26. Dat de afspraak over de gefaseerde halfjaarlijkse huurverhoging was verlaten, wordt bovendien bevestigd doordat [X B.V.] in haar brief van 11 november 2010 (zie hiervoor bij 8.) een
voorsteldoet tot huurverhoging en daarbij weer geen enkel verband legt met de regeling over de gefaseerde huurverhoging. [geïntimeerde] verwijst in de (door [X B.V.] inhoudelijk nooit beantwoorde) brieven waarin zij bezwaar maakt tegen deze verhoging naar de oude verhogingsregeling die gefaseerd moest worden doorgevoerd, en gaat vanaf 1 januari 2011 ieder half jaar € 2,27 per maand extra betalen. Echter, de omstandigheid dat [geïntimeerde] , als niet-professionele partij, teruggrijpt op een afspraak waar zij juridisch niet meer aan gebonden was, maakt niet dat de conclusie dat die afspraak door partijen was verlaten, moet worden bijgesteld.
27. Vast staat dat [geïntimeerde] het voorstel van [X B.V.] niet heeft geaccepteerd. Dat betekent dat de vordering van [X B.V.] door de rechtbank terecht is afgewezen.
28. Het bewijsaanbod van [X B.V.] dient als te vaag – nu het onvoldoende duidelijk is betrokken op voldoende geconcretiseerde stellingen – dan wel niet ter zake dienende – nu geen feiten zijn gesteld die, indien bewezen, tot een ander oordeel aanleiding kunnen geven – te worden gepasseerd.

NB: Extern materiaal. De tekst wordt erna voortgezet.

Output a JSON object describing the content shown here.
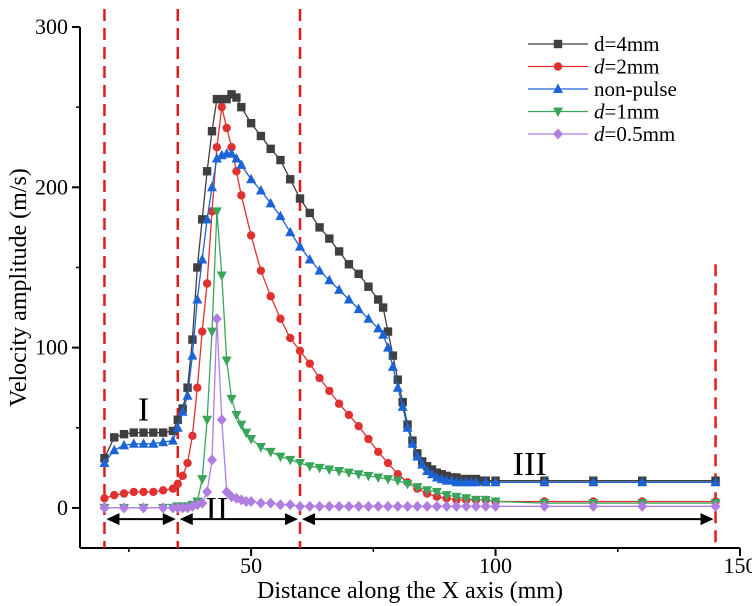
{
  "chart_data": {
    "type": "line",
    "xlabel": "Distance along the X axis (mm)",
    "ylabel": "Velocity amplitude (m/s)",
    "xlim": [
      15,
      150
    ],
    "ylim": [
      -25,
      300
    ],
    "xticks": [
      50,
      100,
      150
    ],
    "yticks": [
      0,
      100,
      200,
      300
    ],
    "legend_position": "top-right",
    "dashed_lines_x": [
      20,
      35,
      60,
      145
    ],
    "regions": [
      {
        "label": "I",
        "x": 28,
        "y": 62
      },
      {
        "label": "II",
        "x": 43,
        "y": 0
      },
      {
        "label": "III",
        "x": 107,
        "y": 28
      }
    ],
    "region_arrows": [
      [
        20,
        35
      ],
      [
        35,
        60
      ],
      [
        60,
        145
      ]
    ],
    "series": [
      {
        "name": "d=4mm",
        "prefix": "d=4mm",
        "suffix": "",
        "color": "#3f3f3f",
        "marker": "square",
        "x": [
          20,
          22,
          24,
          26,
          28,
          30,
          32,
          34,
          35,
          36,
          37,
          38,
          39,
          40,
          41,
          42,
          43,
          44,
          45,
          46,
          47,
          48,
          50,
          52,
          54,
          56,
          58,
          60,
          62,
          64,
          66,
          68,
          70,
          72,
          74,
          76,
          77,
          78,
          79,
          80,
          81,
          82,
          83,
          84,
          85,
          86,
          87,
          88,
          89,
          90,
          91,
          92,
          93,
          94,
          95,
          96,
          97,
          98,
          100,
          110,
          120,
          130,
          145
        ],
        "y": [
          31,
          44,
          46,
          47,
          47,
          47,
          47,
          48,
          55,
          62,
          75,
          105,
          150,
          180,
          210,
          235,
          255,
          255,
          255,
          258,
          256,
          250,
          240,
          232,
          224,
          217,
          205,
          193,
          184,
          175,
          168,
          160,
          152,
          146,
          138,
          130,
          125,
          110,
          95,
          80,
          66,
          52,
          42,
          34,
          29,
          26,
          24,
          22,
          21,
          20,
          19,
          19,
          18,
          18,
          18,
          18,
          17,
          17,
          17,
          17,
          17,
          17,
          17
        ]
      },
      {
        "name": "d=2mm",
        "prefix": "d",
        "suffix": "=2mm",
        "color": "#e03131",
        "marker": "circle",
        "x": [
          20,
          22,
          24,
          26,
          28,
          30,
          32,
          34,
          35,
          36,
          37,
          38,
          39,
          40,
          41,
          42,
          43,
          44,
          45,
          46,
          47,
          48,
          50,
          52,
          54,
          56,
          58,
          60,
          62,
          64,
          66,
          68,
          70,
          72,
          74,
          76,
          78,
          80,
          82,
          84,
          86,
          88,
          90,
          92,
          94,
          96,
          98,
          100,
          110,
          120,
          130,
          145
        ],
        "y": [
          6,
          8,
          9,
          10,
          10,
          10,
          11,
          12,
          15,
          20,
          28,
          45,
          75,
          110,
          140,
          185,
          225,
          250,
          237,
          225,
          210,
          195,
          170,
          148,
          132,
          118,
          106,
          98,
          90,
          81,
          73,
          65,
          58,
          51,
          43,
          35,
          28,
          21,
          16,
          12,
          9,
          7,
          6,
          5,
          5,
          5,
          5,
          4,
          4,
          4,
          4,
          4
        ]
      },
      {
        "name": "non-pulse",
        "prefix": "non-pulse",
        "suffix": "",
        "color": "#1c64d6",
        "marker": "triangle-up",
        "x": [
          20,
          22,
          24,
          26,
          28,
          30,
          32,
          34,
          35,
          36,
          37,
          38,
          39,
          40,
          41,
          42,
          43,
          44,
          45,
          46,
          47,
          48,
          50,
          52,
          54,
          56,
          58,
          60,
          62,
          64,
          66,
          68,
          70,
          72,
          74,
          76,
          77,
          78,
          79,
          80,
          81,
          82,
          83,
          84,
          85,
          86,
          87,
          88,
          89,
          90,
          91,
          92,
          93,
          94,
          95,
          96,
          98,
          100,
          110,
          120,
          130,
          145
        ],
        "y": [
          28,
          36,
          39,
          40,
          40,
          40,
          41,
          42,
          50,
          60,
          70,
          95,
          130,
          155,
          180,
          200,
          218,
          220,
          221,
          221,
          218,
          214,
          205,
          198,
          190,
          182,
          172,
          163,
          155,
          148,
          142,
          136,
          130,
          124,
          118,
          112,
          108,
          100,
          88,
          75,
          63,
          50,
          40,
          32,
          27,
          23,
          21,
          19,
          18,
          17,
          17,
          16,
          16,
          16,
          16,
          16,
          16,
          16,
          16,
          16,
          16,
          16
        ]
      },
      {
        "name": "d=1mm",
        "prefix": "d",
        "suffix": "=1mm",
        "color": "#3aa55a",
        "marker": "triangle-down",
        "x": [
          20,
          24,
          28,
          32,
          34,
          35,
          36,
          37,
          38,
          39,
          40,
          41,
          42,
          43,
          44,
          45,
          46,
          47,
          48,
          49,
          50,
          52,
          54,
          56,
          58,
          60,
          62,
          64,
          66,
          68,
          70,
          72,
          74,
          76,
          78,
          80,
          82,
          84,
          86,
          88,
          90,
          92,
          94,
          96,
          98,
          100,
          110,
          120,
          130,
          145
        ],
        "y": [
          0,
          0,
          0,
          0,
          0,
          1,
          1,
          1,
          2,
          4,
          18,
          55,
          110,
          185,
          145,
          92,
          68,
          58,
          52,
          47,
          43,
          38,
          35,
          32,
          30,
          28,
          26,
          25,
          24,
          23,
          22,
          21,
          20,
          19,
          18,
          17,
          15,
          13,
          11,
          10,
          8,
          7,
          6,
          5,
          5,
          4,
          3,
          3,
          3,
          3
        ]
      },
      {
        "name": "d=0.5mm",
        "prefix": "d",
        "suffix": "=0.5mm",
        "color": "#b07ee0",
        "marker": "diamond",
        "x": [
          20,
          24,
          28,
          32,
          34,
          35,
          36,
          37,
          38,
          39,
          40,
          41,
          42,
          43,
          44,
          45,
          46,
          47,
          48,
          49,
          50,
          52,
          54,
          56,
          58,
          60,
          62,
          64,
          66,
          68,
          70,
          72,
          74,
          76,
          78,
          80,
          82,
          84,
          86,
          88,
          90,
          92,
          94,
          96,
          98,
          100,
          110,
          120,
          130,
          145
        ],
        "y": [
          0,
          0,
          0,
          0,
          0,
          0,
          0,
          0,
          1,
          2,
          3,
          10,
          30,
          118,
          55,
          10,
          7,
          6,
          5,
          4,
          4,
          3,
          3,
          2,
          2,
          1,
          1,
          1,
          1,
          1,
          1,
          1,
          1,
          1,
          1,
          1,
          1,
          1,
          1,
          1,
          1,
          1,
          1,
          1,
          1,
          1,
          1,
          1,
          1,
          1
        ]
      }
    ]
  }
}
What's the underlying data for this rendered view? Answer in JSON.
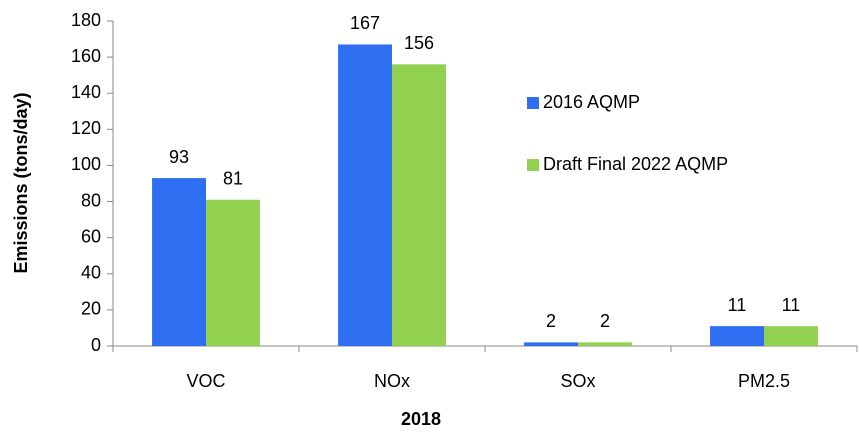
{
  "chart_data": {
    "type": "bar",
    "x_label": "2018",
    "y_label": "Emissions (tons/day)",
    "categories": [
      "VOC",
      "NOx",
      "SOx",
      "PM2.5"
    ],
    "series": [
      {
        "name": "2016 AQMP",
        "color": "#2e6ff2",
        "values": [
          93,
          167,
          2,
          11
        ]
      },
      {
        "name": "Draft Final 2022 AQMP",
        "color": "#92d050",
        "values": [
          81,
          156,
          2,
          11
        ]
      }
    ],
    "ylim": [
      0,
      180
    ],
    "yticks": [
      0,
      20,
      40,
      60,
      80,
      100,
      120,
      140,
      160,
      180
    ],
    "grid": false,
    "legend": "right"
  }
}
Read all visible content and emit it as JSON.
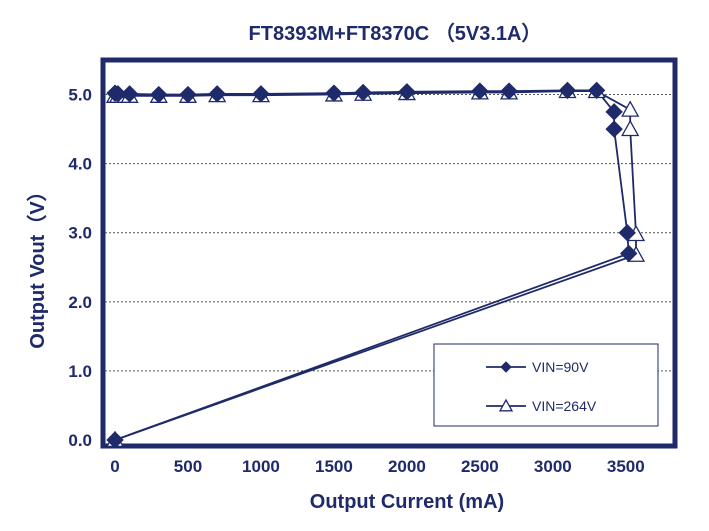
{
  "chart_data": {
    "type": "line",
    "title": "FT8393M+FT8370C （5V3.1A）",
    "xlabel": "Output Current (mA)",
    "ylabel": "Output Vout（V）",
    "xlim": [
      0,
      3700
    ],
    "ylim": [
      0,
      5.5
    ],
    "x_ticks": [
      "0",
      "500",
      "1000",
      "1500",
      "2000",
      "2500",
      "3000",
      "3500"
    ],
    "y_ticks": [
      "0.0",
      "1.0",
      "2.0",
      "3.0",
      "4.0",
      "5.0"
    ],
    "grid": "horizontal dashed",
    "legend_position": "bottom-right",
    "colors": {
      "series": "#1f2a6b",
      "frame": "#1f2a6b",
      "grid": "#555555"
    },
    "series": [
      {
        "name": "VIN=90V",
        "marker": "diamond",
        "points": [
          [
            0,
            5.02
          ],
          [
            20,
            5.01
          ],
          [
            100,
            5.01
          ],
          [
            300,
            5.0
          ],
          [
            500,
            5.0
          ],
          [
            700,
            5.01
          ],
          [
            1000,
            5.01
          ],
          [
            1500,
            5.02
          ],
          [
            1700,
            5.03
          ],
          [
            2000,
            5.04
          ],
          [
            2500,
            5.05
          ],
          [
            2700,
            5.05
          ],
          [
            3100,
            5.06
          ],
          [
            3300,
            5.06
          ],
          [
            3420,
            4.75
          ],
          [
            3420,
            4.5
          ],
          [
            3510,
            3.0
          ],
          [
            3520,
            2.7
          ],
          [
            0,
            0.0
          ]
        ]
      },
      {
        "name": "VIN=264V",
        "marker": "triangle",
        "points": [
          [
            0,
            4.98
          ],
          [
            20,
            4.98
          ],
          [
            100,
            4.98
          ],
          [
            300,
            4.98
          ],
          [
            500,
            4.98
          ],
          [
            700,
            4.99
          ],
          [
            1000,
            4.99
          ],
          [
            1500,
            5.0
          ],
          [
            1700,
            5.01
          ],
          [
            2000,
            5.02
          ],
          [
            2500,
            5.03
          ],
          [
            2700,
            5.03
          ],
          [
            3100,
            5.05
          ],
          [
            3300,
            5.05
          ],
          [
            3530,
            4.78
          ],
          [
            3530,
            4.5
          ],
          [
            3570,
            2.98
          ],
          [
            3570,
            2.68
          ],
          [
            0,
            0.0
          ]
        ]
      }
    ]
  }
}
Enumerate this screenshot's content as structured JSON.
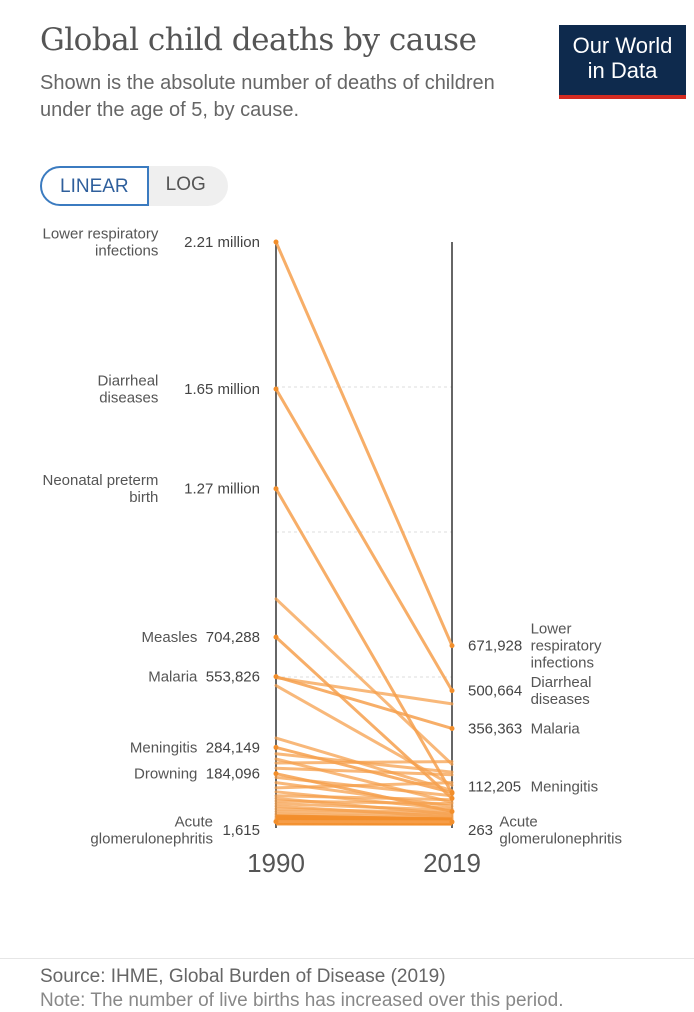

29. De slotsom is dat de grieven falen en dat het vonnis zal worden bekrachtigd. [X B.V.] zal als de in het ongelijk gestelde partij worden veroordeeld in de proceskosten van het hoger beroep.

Beslissing

Het hof:
- bekrachtigt het tussen partijen gewezen vonnis van de kantonrechter van 21 juli 2017;
- veroordeelt [X B.V.] in de kosten van de procedure in hoger beroep, aan de zijde van [geïntimeerde] tot op heden begroot op € 313,- aan griffierecht en € 1.518,- (2 punten x tarief 1) aan salaris voor de advocaat en € 157,- aan nasalaris voor de advocaat, nog te verhogen met € 82,- indien niet binnen acht dagen na aanschrijving in der minne aan dit arrest is voldaan en betekening van dit arrest heeft plaatsgevonden.
Dit arrest is gewezen door mr. H.J.M. Burg, mr. A.A. Muilwijk-Schaaij en mr. H.C. Grootveld, en is uitgesproken ter openbare terechtzitting van 26 november 2019 in aanwezigheid van de griffier.